Coffee and ArrhythmiasThe belief that coffee causes cardiac arrhythmias is quite widespread, even among medical professionals. And indeed, it seems undeniable that some individuals will experience an increase in palpitations when they drink coffee.
However, neither large population studies nor studies in the laboratory have demonstrated that moderate amounts of coffee increase the risk of cardiac arrhythmias. Indeed, a recent study from Kaiser Permanente suggested that people who drank four cups of coffee per day had significantly fewer cardiac arrhythmias, including less atrial fibrillation and fewer PVCs.
At the very least, unless you are one of those individuals who notices a clear increase in palpitations after drinking coffee, there appears to be no reason to avoid moderate amounts of coffee because of a concern about cardiac arrhythmias.
Coffee and DiabetesSeveral studies have now shown a correlation between coffee consumption and a reduced risk of type 2 diabetes. At least one study showed that the same reduction in risk is seen with decaffeinated coffee, suggesting that the protective effect of coffee, with regard to diabetes, may not be due to its caffeine content.
Coffee and StrokeA large meta-analysis involving almost 500,000 participants failed to show any increase in the risk of stroke among coffee drinkers. In fact, in individuals who drank 1 to 3 cups of coffee per day, the risk of stroke was significantly reduced.
And in a more recent study from Japan, people who drank at least 1 cup of coffee per day (or 4 cups of green tea, which is a more common practice in Japan) had a 20% reduction in their risk of stroke over a 13-year period.
Coffee and Coronary Artery DiseaseSeveral large population studies have failed to show any increase in the risk of coronary artery disease among coffee drinkers. And in women, coffee drinking may even have a protective effect.

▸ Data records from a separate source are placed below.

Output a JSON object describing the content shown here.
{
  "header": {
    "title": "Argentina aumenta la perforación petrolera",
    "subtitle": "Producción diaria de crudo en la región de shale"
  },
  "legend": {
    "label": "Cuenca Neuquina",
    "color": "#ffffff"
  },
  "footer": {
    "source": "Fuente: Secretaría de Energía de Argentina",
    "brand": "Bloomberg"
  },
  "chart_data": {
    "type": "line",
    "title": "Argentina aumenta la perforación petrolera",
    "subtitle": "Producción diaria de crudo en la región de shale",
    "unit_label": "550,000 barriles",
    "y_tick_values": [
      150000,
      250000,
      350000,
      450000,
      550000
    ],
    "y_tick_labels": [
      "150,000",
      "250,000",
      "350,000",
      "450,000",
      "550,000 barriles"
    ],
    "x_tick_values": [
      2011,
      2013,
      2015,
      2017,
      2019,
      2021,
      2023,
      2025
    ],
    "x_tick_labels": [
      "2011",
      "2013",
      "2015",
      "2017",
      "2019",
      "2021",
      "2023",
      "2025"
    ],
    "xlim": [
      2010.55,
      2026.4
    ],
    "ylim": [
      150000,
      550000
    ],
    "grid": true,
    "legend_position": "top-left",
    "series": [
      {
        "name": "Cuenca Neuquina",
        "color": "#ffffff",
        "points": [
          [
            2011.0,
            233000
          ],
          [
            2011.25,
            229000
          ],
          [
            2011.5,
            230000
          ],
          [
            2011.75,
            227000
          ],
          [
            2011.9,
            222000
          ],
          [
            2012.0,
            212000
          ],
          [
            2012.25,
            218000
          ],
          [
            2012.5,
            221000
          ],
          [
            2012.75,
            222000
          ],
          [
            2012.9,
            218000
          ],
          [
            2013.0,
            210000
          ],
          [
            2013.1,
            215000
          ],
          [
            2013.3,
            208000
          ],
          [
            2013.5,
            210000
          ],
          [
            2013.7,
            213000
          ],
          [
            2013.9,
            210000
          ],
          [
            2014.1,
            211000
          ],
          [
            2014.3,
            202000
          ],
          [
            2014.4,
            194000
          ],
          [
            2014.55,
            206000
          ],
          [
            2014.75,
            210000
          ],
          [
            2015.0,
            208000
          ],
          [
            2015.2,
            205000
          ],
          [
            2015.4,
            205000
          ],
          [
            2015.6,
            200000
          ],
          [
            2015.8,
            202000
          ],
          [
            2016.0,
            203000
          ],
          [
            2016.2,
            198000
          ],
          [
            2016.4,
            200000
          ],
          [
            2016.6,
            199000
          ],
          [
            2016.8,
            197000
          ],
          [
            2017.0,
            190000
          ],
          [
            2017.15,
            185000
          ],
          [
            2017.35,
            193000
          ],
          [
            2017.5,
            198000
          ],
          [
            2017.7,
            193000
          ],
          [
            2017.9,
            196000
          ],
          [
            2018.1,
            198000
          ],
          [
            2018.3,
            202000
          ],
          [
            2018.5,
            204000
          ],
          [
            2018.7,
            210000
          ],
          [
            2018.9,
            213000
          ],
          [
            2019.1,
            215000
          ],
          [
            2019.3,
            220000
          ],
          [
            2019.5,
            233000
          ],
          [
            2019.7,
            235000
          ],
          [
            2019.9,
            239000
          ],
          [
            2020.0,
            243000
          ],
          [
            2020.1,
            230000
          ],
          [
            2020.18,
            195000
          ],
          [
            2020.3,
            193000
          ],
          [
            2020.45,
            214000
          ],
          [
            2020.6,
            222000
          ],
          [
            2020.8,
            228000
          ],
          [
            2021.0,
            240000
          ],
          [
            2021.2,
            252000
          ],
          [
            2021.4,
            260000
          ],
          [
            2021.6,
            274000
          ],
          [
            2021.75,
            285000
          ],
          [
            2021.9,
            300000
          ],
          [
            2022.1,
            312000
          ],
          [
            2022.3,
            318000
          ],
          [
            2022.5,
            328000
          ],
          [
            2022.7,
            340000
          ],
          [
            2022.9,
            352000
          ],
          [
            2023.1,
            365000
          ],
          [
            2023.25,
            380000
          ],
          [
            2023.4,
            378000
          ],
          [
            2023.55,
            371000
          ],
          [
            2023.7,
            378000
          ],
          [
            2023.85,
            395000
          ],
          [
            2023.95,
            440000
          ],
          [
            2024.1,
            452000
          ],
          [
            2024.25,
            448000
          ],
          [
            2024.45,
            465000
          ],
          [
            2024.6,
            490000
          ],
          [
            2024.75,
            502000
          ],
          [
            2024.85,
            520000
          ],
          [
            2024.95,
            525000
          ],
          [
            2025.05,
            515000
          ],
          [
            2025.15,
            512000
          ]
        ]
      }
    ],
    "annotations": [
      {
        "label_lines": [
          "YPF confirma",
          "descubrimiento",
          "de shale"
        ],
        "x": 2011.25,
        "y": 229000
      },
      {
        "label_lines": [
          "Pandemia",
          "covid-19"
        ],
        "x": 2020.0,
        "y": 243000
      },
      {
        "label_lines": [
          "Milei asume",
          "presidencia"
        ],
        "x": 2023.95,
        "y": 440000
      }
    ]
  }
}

However, as is nearly always the case, in any large population there are many individuals who do not display "average" behavior. It turns out that there is a fairly common genetic mutation that causes individuals to metabolize caffeine slowly. It appears that in these individuals, the risk of coronary artery disease may be increased with coffee consumption. When genetic testing becomes more routine, it will be easy to identify these slow caffeine metabolizers.